The current slowdown in funding for mid-market and growth-stage deals will eventually make startups more capital efficient, according to industry executives who attended Techcircle Startup 2015 in Mumbai.
"In a way, a mid-market correction is good because it helps in cleaning up the startup ecosystem," said Sanjay Nath, co-founder and managing partner of seed-stage venture capital firm Blume Ventures.
The ecosystem will mature and disciplined startups will do well even during such episodes, he added.
Mumbai-based Blume recently raised marked its first close of $30 million for its second fund to invest in technology startups.

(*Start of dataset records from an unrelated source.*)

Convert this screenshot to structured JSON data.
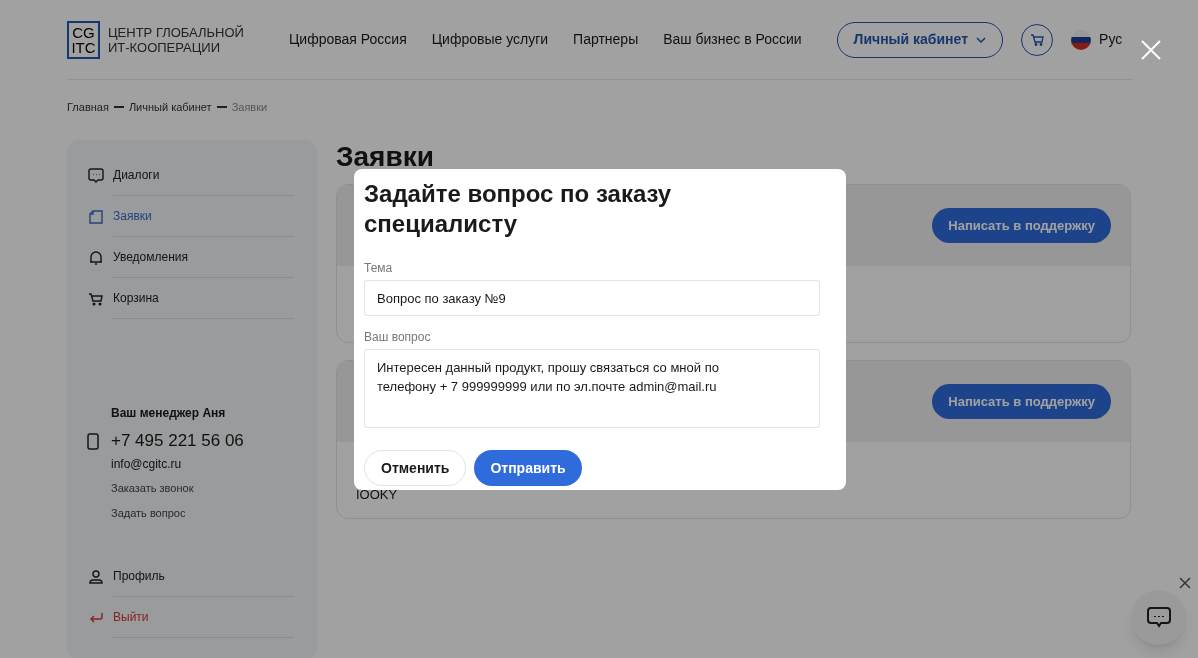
{
  "header": {
    "logo_mark": [
      "CG",
      "ITC"
    ],
    "logo_text": [
      "ЦЕНТР ГЛОБАЛЬНОЙ",
      "ИТ-КООПЕРАЦИИ"
    ],
    "nav": [
      "Цифровая Россия",
      "Цифровые услуги",
      "Партнеры",
      "Ваш бизнес в России"
    ],
    "account_button": "Личный кабинет",
    "language": "Рус"
  },
  "breadcrumb": [
    {
      "label": "Главная",
      "current": false
    },
    {
      "label": "Личный кабинет",
      "current": false
    },
    {
      "label": "Заявки",
      "current": true
    }
  ],
  "sidebar": {
    "items": [
      {
        "kind": "dialogs",
        "label": "Диалоги",
        "selected": false
      },
      {
        "kind": "orders",
        "label": "Заявки",
        "selected": true
      },
      {
        "kind": "notifications",
        "label": "Уведомления",
        "selected": false
      },
      {
        "kind": "cart",
        "label": "Корзина",
        "selected": false
      }
    ],
    "manager": {
      "title": "Ваш менеджер Аня",
      "phone": "+7 495 221 56 06",
      "email": "info@cgitc.ru",
      "links": [
        "Заказать звонок",
        "Задать вопрос"
      ]
    },
    "bottom_items": [
      {
        "kind": "profile",
        "label": "Профиль"
      },
      {
        "kind": "logout",
        "label": "Выйти"
      }
    ]
  },
  "page_title": "Заявки",
  "orders": [
    {
      "button": "Написать в поддержку"
    },
    {
      "button": "Написать в поддержку",
      "text": "IOOKY"
    }
  ],
  "modal": {
    "title": "Задайте вопрос по заказу специалисту",
    "fields": [
      {
        "kind": "input",
        "label": "Тема",
        "value": "Вопрос по заказу №9"
      },
      {
        "kind": "textarea",
        "label": "Ваш вопрос",
        "value": "Интересен данный продукт, прошу связаться со мной по телефону + 7 999999999 или по эл.почте admin@mail.ru"
      }
    ],
    "cancel_button": "Отменить",
    "submit_button": "Отправить"
  }
}
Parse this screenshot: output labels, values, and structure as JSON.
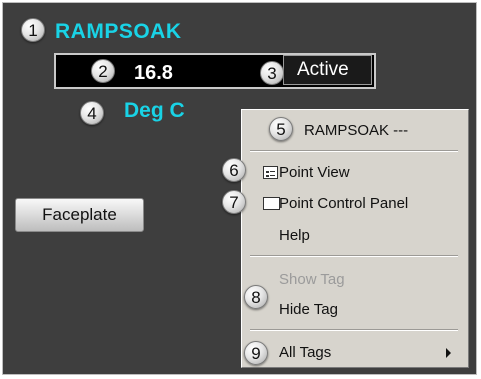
{
  "point": {
    "tag_name": "RAMPSOAK",
    "value": "16.8",
    "status": "Active",
    "units": "Deg C"
  },
  "faceplate_button": {
    "label": "Faceplate"
  },
  "context_menu": {
    "header": "RAMPSOAK ---",
    "items": {
      "point_view": "Point View",
      "point_control_panel": "Point Control Panel",
      "help": "Help",
      "show_tag": "Show Tag",
      "hide_tag": "Hide Tag",
      "all_tags": "All Tags"
    }
  },
  "callouts": [
    "1",
    "2",
    "3",
    "4",
    "5",
    "6",
    "7",
    "8",
    "9"
  ],
  "colors": {
    "panel_background": "#3e3e3e",
    "tag_text": "#19d3e6",
    "menu_background": "#d7d4cd",
    "disabled_text": "#9b9b9b"
  }
}
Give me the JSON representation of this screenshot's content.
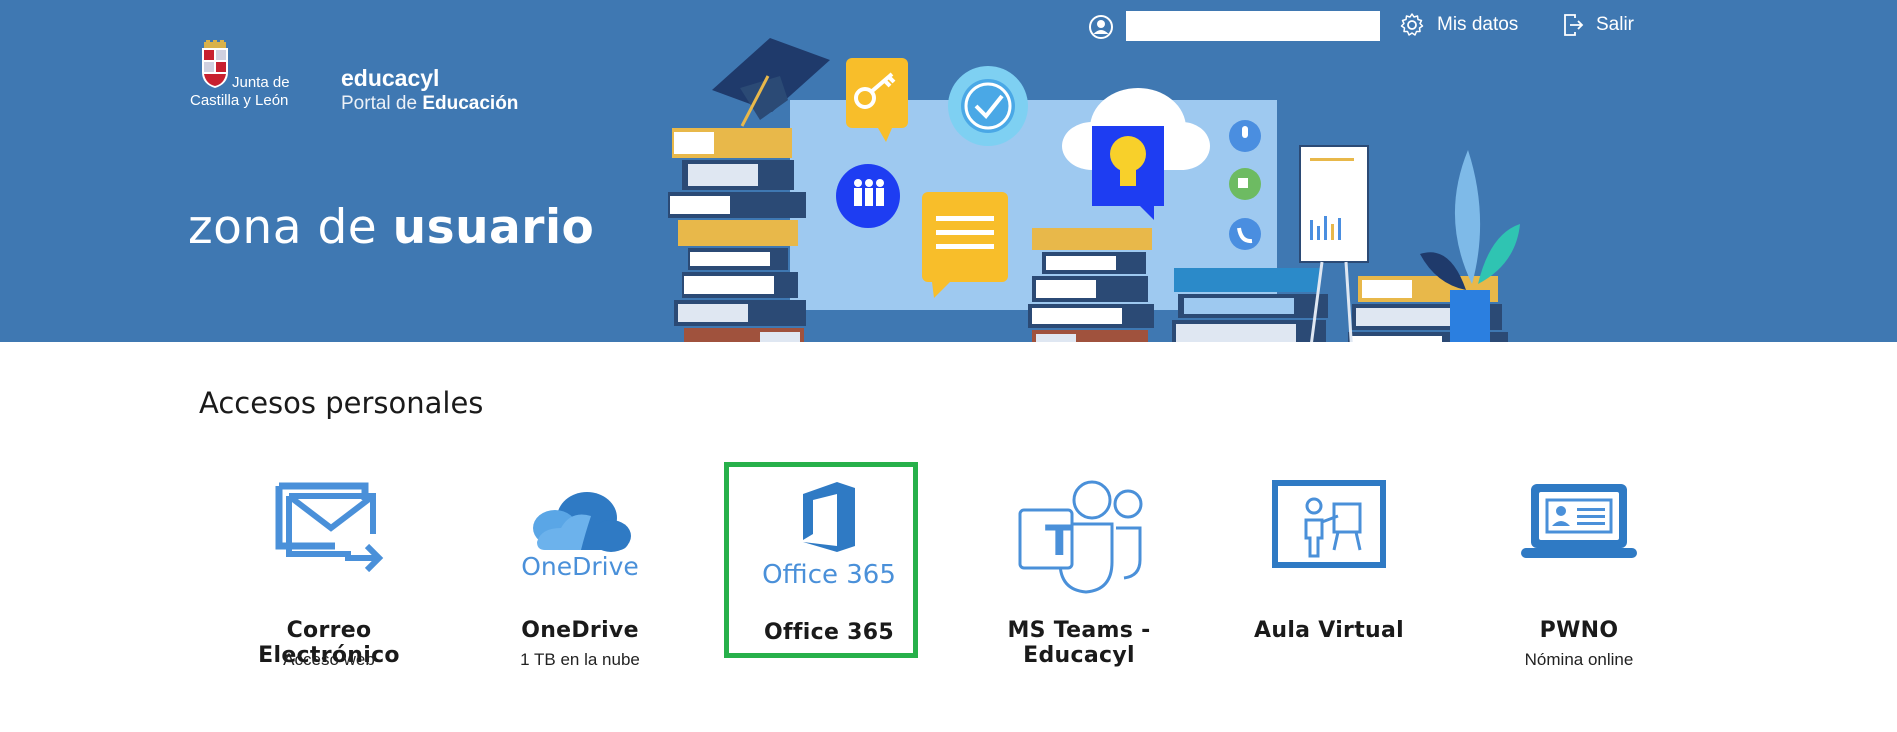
{
  "header": {
    "logo_line1": "Junta de",
    "logo_line2": "Castilla y León",
    "brand": "educacyl",
    "portal_prefix": "Portal de ",
    "portal_bold": "Educación",
    "search_value": "",
    "mis_datos": "Mis datos",
    "salir": "Salir"
  },
  "zona": {
    "light": "zona de ",
    "bold": "usuario"
  },
  "section": {
    "title": "Accesos personales"
  },
  "cards": [
    {
      "title": "Correo Electrónico",
      "subtitle": "Acceso web",
      "icon": "mail-forward-icon"
    },
    {
      "title": "OneDrive",
      "subtitle": "1 TB en la nube",
      "icon": "onedrive-icon",
      "icon_label": "OneDrive"
    },
    {
      "title": "Office 365",
      "subtitle": "",
      "icon": "office365-icon",
      "icon_label": "Office 365",
      "selected": true
    },
    {
      "title": "MS Teams - Educacyl",
      "subtitle": "",
      "icon": "teams-icon",
      "icon_letter": "T"
    },
    {
      "title": "Aula Virtual",
      "subtitle": "",
      "icon": "virtual-classroom-icon"
    },
    {
      "title": "PWNO",
      "subtitle": "Nómina online",
      "icon": "laptop-id-icon"
    }
  ],
  "colors": {
    "banner": "#3f78b2",
    "icon_blue": "#4a90d9",
    "highlight": "#27b04a"
  }
}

Sairee Chahal, founder of Sheroes.in, said the ongoing slowdown will propel startups to take a hard look at their spending patterns. "Founders must ask themselves: Am I building something which people want to be part of?" Sairee added.
Midlife crisis for funded startups
As per VCCEdge, early-stage venture investments remain strong but Indian startups face a challenge with mid- and late-stage VC funding drying up.
Investors are getting cautious on pegging ever higher valuations on firms without a clear visibility on revenue or operational growth. Moreover, VC firms seem to have raised the bar when it comes to signing cheques for already funded startups.
Fiscally disciplined companies, which differentiate themselves by solving real customer problems, will find takers even in choppy markets, said Anupam Mittal, founder and CEO of People Group.
Pradeep Tagare, director at Intel Capital India, felt that the ability to figure out the most prudent way of spending capital differentiates a successful company from the me-too players. Intel Capital has invested almost $9 million on 'paper plans' as the VC firm lays more impetus on the credibility of the team and the idea driving the founders.
Corporate governance, advisers
Krishnava Dutt, managing partner at law firm Argus Partners, said that startups with strong corporate governance and transparent management practices will always be in vogue. He advised startups to be well-versed with all regulatory aspects pertaining to the running of a company. "It's only when there are adverse developments that most founders go back to study their term sheets/agreements," Dutt added.
Industry executives also reiterated the need to have sound advisers on their boards. "Make a wish list of advisers and find ways to reach out to them. That is how we function," said Namrata Bostrom, co-founder and CEO of PoPxo.com.
Sameer Pitalwalla, CEO of Culture Machine, said entrepreneurs who failed multiple times before making it big are the best advisers to have on board. "Such advisers feel our pain and they bring a lot of value to all real-life situations that startups go through," said Pitalwalla.